Does this mean I am rejected? Should I send an email to an administers to ask if I had failed?

  • No, don't send email. Just live your life as if you were rejected (eg apply for other jobs as if you didn't get this one). Maybe you get a positive answer from them.
    – user111388
    Apr 16, 2020 at 6:36
  • 1
    Are you sure it's indeed the same position? Possibly they offer multiple positions from the same funding source. Also, are you sure it's a new ad (changed submission deadline etc.)? Possibly the ad was posted late on some particular distribution channel. Apr 16, 2020 at 6:46
  • It is not the end of the werk yet so they can still advertise and you wait for their response.
    – Solar Mike
    Apr 16, 2020 at 6:47
  • @lighthousekeeper: I think closely inspecting the details of the new position only makes one nervous and opens the mind for furthee negative theories, thus I wouldn't recommend it. Even if it is hard, try to stay calm and not to think about it right now.
    – user111388
    Apr 16, 2020 at 6:56
  • @user111388 Might be a personality thing. Not knowing would make me more nervous than knowing and having clarity. Apr 16, 2020 at 7:47

1 Answer 1


It could have a lot of reason why a position is reposted. Computer mistake, additional position, confusion with another position, people not talking properly to each other, fraud, rejection, ... Don't do anything at least until the end of this week (which is near)! Do not look at their homepages if this makes you nervous.
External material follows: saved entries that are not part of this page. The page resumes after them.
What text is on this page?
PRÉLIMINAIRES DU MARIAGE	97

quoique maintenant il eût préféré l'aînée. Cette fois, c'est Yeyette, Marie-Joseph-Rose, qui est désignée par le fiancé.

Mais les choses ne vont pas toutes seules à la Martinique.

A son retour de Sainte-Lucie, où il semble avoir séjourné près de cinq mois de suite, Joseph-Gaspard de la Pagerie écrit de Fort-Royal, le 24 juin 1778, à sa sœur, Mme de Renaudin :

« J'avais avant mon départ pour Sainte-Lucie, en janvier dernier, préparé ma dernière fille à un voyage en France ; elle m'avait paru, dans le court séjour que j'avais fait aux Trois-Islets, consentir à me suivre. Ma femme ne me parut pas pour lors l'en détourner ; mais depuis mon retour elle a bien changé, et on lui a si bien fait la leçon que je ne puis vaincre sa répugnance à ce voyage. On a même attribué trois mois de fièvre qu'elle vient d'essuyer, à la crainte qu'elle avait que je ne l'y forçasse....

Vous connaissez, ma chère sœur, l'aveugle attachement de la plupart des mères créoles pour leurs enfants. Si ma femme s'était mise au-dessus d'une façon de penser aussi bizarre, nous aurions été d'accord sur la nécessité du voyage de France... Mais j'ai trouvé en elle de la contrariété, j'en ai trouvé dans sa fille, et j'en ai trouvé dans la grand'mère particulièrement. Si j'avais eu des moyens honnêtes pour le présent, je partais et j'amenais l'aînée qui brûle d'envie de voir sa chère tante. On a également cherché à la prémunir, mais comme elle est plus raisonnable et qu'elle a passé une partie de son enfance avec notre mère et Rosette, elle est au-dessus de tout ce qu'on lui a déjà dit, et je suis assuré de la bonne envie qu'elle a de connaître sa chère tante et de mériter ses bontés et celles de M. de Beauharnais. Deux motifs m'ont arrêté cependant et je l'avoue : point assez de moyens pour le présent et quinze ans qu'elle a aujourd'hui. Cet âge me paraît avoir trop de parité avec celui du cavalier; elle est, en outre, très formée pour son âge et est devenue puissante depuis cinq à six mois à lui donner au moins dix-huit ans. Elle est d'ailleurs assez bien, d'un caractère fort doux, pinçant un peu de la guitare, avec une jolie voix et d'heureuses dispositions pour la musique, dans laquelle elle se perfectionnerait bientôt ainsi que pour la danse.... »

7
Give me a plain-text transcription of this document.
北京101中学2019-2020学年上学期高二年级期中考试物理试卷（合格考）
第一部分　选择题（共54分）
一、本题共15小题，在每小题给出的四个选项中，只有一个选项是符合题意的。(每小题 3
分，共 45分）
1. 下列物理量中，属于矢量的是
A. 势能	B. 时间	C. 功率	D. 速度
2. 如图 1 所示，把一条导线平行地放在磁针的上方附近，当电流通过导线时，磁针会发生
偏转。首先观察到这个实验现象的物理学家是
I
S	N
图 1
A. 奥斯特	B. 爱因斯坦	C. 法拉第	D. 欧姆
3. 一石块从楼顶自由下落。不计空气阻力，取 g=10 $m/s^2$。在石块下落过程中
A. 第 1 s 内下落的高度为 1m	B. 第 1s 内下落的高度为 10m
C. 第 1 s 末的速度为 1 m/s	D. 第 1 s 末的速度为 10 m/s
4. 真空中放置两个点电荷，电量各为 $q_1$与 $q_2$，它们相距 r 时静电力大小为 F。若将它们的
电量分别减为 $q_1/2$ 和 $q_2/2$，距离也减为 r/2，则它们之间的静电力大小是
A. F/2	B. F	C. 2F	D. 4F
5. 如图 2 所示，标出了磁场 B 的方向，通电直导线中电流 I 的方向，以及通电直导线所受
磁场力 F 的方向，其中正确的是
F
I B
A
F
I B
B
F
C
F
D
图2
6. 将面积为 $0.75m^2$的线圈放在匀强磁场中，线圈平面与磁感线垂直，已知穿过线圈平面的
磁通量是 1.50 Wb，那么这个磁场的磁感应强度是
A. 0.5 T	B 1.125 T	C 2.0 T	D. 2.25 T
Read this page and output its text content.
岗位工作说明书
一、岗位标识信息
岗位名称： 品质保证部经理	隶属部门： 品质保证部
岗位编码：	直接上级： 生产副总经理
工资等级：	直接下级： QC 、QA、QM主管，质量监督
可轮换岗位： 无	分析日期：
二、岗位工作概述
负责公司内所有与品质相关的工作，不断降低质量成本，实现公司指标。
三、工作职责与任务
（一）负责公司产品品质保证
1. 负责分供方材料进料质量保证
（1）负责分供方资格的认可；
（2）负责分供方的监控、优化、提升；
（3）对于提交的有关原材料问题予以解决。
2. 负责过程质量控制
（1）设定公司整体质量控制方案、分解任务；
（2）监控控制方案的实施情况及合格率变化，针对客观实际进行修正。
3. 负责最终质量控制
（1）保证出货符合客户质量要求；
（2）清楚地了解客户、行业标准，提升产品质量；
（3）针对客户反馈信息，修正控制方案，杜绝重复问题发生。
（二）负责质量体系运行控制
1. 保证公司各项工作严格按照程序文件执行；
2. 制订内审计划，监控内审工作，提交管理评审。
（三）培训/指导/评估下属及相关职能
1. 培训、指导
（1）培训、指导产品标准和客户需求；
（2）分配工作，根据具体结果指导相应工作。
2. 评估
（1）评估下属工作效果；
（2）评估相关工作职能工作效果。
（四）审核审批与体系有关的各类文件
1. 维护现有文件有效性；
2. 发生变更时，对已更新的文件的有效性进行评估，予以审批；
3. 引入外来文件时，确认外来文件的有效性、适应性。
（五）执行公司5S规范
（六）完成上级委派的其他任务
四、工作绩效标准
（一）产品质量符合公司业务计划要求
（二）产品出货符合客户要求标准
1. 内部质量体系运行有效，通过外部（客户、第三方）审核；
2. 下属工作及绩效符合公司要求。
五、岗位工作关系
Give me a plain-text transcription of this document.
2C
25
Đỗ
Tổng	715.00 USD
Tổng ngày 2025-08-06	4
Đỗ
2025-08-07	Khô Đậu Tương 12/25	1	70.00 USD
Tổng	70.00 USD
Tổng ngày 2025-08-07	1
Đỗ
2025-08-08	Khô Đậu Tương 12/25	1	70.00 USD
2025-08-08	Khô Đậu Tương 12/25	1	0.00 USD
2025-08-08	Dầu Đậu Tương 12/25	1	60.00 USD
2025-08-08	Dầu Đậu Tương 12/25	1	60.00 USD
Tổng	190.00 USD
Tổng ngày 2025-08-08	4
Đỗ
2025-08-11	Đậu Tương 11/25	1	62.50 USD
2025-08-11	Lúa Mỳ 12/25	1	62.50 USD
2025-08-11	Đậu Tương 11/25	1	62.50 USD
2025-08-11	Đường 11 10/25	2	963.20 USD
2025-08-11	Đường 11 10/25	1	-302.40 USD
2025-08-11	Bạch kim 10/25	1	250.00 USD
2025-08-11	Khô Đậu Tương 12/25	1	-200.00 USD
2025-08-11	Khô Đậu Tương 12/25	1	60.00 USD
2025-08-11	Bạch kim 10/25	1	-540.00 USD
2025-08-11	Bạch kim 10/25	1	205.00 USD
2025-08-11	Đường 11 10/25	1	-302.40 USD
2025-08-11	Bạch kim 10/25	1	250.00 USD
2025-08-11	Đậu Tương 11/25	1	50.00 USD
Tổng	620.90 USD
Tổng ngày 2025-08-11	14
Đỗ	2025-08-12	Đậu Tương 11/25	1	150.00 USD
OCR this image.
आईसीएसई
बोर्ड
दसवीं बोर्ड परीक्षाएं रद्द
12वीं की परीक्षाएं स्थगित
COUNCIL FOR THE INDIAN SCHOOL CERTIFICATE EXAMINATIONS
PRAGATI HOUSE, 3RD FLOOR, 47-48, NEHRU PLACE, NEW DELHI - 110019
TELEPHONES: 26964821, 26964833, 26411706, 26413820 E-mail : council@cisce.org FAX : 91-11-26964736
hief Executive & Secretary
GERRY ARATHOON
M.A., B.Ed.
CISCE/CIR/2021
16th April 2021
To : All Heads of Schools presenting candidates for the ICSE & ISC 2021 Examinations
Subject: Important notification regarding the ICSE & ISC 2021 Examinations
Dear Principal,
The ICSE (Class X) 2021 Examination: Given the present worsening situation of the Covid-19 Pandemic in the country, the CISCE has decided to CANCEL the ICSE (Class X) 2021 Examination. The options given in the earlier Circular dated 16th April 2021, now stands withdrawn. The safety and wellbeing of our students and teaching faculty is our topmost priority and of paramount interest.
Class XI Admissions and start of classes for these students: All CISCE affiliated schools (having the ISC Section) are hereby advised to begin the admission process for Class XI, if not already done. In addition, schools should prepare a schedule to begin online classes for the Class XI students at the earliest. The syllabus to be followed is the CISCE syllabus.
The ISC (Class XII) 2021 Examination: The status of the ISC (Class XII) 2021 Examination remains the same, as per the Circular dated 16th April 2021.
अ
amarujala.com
In the meantime, live your life as if you did not get this position. Apply for other jobs etc. If you really want to get a definite answer from them and they do not call you, I would give it two more weeks (could vary by locale) until you call them. Do ask for feedback and do not call your rejection a "failure". In most interviews, people do not fail (except there is a special test) but it comes out that they don't fit the position well enough because of other interests.